Load the data from a dataframe with the following required columns:

1. 'CDR3a'
2. 'CDR3b'
3. 'TRAV'
4. 'TRBV'
5. 'TRAJ'
6. 'TRBJ'
7. 'TRAD'
8. 'TRBD'
9. 'TRA_stitched'
10. 'TRB_stitched'
11. 'Epitope'
12. 'Allele'
13. 'Pseudo'
14. 'MHC'
15. 'Reference'

Returns:

  • None: This function does not return anything.
def split( self, test_size=0.2, balance_on_allele=True, split_on=None, random_seed=42):

Split the dataset into train, and test data. The split is stratified by allele so that the allele distributions of the train and test sets are approximately equal.
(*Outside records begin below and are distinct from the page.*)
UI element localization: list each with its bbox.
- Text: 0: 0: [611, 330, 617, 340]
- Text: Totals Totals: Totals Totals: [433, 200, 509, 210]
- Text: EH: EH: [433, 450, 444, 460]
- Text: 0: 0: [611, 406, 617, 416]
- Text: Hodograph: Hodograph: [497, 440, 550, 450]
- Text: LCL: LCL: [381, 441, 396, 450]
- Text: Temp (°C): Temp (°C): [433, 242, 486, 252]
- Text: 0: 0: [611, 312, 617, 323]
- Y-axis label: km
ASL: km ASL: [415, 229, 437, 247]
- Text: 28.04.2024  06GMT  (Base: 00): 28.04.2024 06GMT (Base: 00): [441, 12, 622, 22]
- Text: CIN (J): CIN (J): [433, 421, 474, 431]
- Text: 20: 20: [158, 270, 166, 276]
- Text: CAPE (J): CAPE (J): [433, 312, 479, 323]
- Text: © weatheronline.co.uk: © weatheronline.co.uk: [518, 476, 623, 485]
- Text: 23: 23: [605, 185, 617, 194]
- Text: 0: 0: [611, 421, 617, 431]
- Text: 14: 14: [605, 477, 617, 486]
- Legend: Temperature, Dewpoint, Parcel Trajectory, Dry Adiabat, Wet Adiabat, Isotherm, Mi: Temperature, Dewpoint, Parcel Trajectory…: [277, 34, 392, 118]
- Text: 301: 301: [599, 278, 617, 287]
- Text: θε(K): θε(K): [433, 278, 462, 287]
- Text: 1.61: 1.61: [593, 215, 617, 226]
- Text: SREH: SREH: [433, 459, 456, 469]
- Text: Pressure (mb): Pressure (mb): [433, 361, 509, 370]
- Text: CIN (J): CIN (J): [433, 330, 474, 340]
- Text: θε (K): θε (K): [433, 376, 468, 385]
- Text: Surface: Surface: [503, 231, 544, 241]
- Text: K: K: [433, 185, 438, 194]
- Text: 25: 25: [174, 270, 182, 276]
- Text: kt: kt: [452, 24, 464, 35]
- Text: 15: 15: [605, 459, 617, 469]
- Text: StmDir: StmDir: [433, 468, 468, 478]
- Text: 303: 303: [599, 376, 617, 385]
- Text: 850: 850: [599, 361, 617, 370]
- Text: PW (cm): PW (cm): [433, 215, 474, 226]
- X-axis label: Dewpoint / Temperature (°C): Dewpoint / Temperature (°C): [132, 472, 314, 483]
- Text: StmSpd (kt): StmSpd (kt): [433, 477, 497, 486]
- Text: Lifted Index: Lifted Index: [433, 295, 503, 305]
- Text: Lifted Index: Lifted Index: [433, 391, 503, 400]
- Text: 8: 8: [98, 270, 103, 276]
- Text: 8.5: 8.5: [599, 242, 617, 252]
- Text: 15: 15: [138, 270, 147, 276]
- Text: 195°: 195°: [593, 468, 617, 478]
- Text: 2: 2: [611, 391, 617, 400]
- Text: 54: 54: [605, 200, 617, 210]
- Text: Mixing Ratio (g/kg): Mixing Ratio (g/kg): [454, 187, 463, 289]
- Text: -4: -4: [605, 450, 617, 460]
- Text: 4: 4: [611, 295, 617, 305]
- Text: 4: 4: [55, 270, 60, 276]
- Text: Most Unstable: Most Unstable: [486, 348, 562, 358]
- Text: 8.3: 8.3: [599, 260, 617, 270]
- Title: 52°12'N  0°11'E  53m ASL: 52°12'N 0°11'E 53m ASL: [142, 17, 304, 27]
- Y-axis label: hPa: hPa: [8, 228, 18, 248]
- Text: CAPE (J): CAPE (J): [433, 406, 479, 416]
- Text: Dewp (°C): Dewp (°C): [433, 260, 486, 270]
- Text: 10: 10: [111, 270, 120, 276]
The train_test_split also contains functionality of ensuring that epitopes and/or TCRs are held out from the training set to assess the generalization capacity of the model.

Args:

  • test_size (float): The proportion of the dataset to include in the test set.
  • balance_on_allele (bool): Whether to balance the train/test split on allele.
  • split_on (list): The column(s) to split on, ensures combinations of instances from these columns occur in both train and test.
    • ['Epitope'] ensures that no epitope is shared between train and test.
    • ['Epitope', 'Allele'] ensures that no epitope::allele combination is shared between train and test.
    • ['CDR3a', 'CDR3b'] ensures that no CDR3a::CDR3b combination is shared between train and test.
  • random_seed (int): The random seed to use for the train/test split.

Returns:

  • train_dataset (TCRpMHCdataset): The training dataset.
  • test_dataset (TCRpMHCdataset): The testing dataset.
def to_dict(self, stringify_input=False, stringify_output=True):

Return a de-dpuplicated dictionary representation of the parallel dataset. Keys are the source objects or their string representations, with string representations having more condensing of the data (by merging collisions).

Args:

  • stringify_input (bool): Whether to convert the input to a string representation using __str__.
  • stringify_output (bool): Whether to convert the output to a string representation using __str__.

Raises:

  • None

Returns:

  • data_dict (dict): The dictionary representation of the dataset with k,v pairs of some combination of source, target and the repr function [{TCR: pMHC} repr(TCR):repr(pMHC)].
def to_df(self):

Return a dataframe representation of the dataset instance.

Args:

  • None

Returns:

  • df (pd.DataFrame): The dataframe representation of the dataset where each row is a unique TCR:pMHC pair and the reference is the
    concatenation of the list of references for that pair. Multiple references are separated by a semicolon.
def to_csv(self, path_to_csv):

Write the dataset to a csv file.

Args:

  • path_to_csv (str): The path to the csv file to write to.

Returns:

  • None: This function does not return anything.